The space entrepreneur networking group NewSpace Chicago recently hosted a conversation with Pascal Rogiest, recently VP of Mergers and Acquisitions of SES, S.A. Pascal discussed current trends he sees in the communications satellite industry. He encounters three main types of customers, private commercial companies, governments from European and developed nations, and governments from developing nations. Typically, contracts with national governments have shorter periods than with commercial companies because of yearly budget cycles. Developing nations are an important sector because having a satellite program is frequently a matter of national prestige for them.
According to Pascal, SES has historically made about 70% of its revenues from video and 30% from broadband data. For competitor Intelsat, the break down has been reversed, with 70% of revenues coming from data. Changing usage patterns are a challenge for the satellite operators because of the widespread adoption of landline and wireless systems displacing satellite business. Providing broadband services to maritime users, e.g. cruise ships, is a rapidly growing market.

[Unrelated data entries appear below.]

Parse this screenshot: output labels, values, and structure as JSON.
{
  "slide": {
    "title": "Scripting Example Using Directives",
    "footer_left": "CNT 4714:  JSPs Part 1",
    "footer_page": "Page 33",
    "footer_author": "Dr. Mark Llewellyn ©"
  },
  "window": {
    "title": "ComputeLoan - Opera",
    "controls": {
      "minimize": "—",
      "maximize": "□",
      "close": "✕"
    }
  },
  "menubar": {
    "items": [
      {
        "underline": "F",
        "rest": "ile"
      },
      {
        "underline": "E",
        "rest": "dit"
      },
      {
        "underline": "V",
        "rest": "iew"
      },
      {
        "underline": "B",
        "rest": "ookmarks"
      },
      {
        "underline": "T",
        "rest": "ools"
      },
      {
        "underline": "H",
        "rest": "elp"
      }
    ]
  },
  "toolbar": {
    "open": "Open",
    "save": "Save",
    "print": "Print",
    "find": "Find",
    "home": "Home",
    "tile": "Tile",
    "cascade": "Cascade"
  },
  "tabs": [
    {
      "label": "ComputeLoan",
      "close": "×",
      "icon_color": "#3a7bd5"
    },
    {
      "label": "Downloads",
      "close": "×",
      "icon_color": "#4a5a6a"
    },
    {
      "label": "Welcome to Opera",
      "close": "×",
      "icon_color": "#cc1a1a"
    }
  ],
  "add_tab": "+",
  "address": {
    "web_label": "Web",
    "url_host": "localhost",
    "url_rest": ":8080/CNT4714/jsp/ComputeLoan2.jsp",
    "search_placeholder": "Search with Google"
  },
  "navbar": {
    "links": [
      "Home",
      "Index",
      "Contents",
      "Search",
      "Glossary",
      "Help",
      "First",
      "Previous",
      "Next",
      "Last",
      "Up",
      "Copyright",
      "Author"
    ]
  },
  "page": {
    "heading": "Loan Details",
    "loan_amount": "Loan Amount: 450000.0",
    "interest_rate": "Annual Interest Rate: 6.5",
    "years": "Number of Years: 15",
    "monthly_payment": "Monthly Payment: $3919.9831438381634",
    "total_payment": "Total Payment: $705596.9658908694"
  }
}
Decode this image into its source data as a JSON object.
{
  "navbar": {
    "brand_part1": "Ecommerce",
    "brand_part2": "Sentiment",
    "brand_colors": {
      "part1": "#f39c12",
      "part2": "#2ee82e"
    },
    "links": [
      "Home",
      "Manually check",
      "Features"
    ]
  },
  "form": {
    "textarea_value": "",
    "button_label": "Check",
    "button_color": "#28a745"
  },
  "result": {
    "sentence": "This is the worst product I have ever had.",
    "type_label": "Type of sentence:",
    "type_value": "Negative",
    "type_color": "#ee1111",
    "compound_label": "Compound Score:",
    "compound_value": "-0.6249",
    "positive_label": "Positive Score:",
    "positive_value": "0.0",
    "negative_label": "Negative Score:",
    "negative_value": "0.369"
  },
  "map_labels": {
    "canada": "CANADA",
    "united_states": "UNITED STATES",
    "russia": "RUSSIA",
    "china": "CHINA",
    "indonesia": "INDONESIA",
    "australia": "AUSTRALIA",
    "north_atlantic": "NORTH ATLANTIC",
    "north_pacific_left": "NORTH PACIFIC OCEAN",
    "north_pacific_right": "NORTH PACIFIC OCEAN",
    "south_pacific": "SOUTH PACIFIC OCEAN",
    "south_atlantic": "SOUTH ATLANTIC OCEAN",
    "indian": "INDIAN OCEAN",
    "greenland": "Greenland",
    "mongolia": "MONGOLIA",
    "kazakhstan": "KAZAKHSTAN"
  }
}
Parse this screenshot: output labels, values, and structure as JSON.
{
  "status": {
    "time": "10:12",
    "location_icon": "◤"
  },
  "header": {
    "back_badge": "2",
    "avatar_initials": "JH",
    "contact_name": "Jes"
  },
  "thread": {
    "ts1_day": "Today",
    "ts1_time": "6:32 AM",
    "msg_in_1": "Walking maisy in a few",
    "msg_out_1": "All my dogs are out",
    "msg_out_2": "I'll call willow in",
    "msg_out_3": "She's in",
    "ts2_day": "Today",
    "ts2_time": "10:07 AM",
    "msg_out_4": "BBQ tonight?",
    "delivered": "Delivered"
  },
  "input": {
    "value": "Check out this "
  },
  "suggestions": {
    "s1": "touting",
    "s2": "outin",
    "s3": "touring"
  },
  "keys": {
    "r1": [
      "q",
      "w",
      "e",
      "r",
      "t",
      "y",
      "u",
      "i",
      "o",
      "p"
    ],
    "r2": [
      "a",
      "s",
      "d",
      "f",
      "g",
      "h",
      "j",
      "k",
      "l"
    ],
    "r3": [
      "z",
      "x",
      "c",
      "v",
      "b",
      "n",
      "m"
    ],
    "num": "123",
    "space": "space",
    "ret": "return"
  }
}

The accelerated pace of innovation in the space industry in recent years is shaking up the traditional satellite business. Pascal opined that initially the French did not expect SpaceX to succeed. SES has always been concerned with access to space. The traditional launch providers were ArianeSpace and Proton. They were nonetheless one of the first satellite operators to launch with SpaceX.
NewSpace Chicago is an open community of students, scientists and engineers, entrepreneurs, investors, and others who are interested in or involved with the creation of new commercial space ventures in and around Chicago. The group seeks to promote Chicago as a center of excellence for new commercial space, space-related, or space-scalable ventures.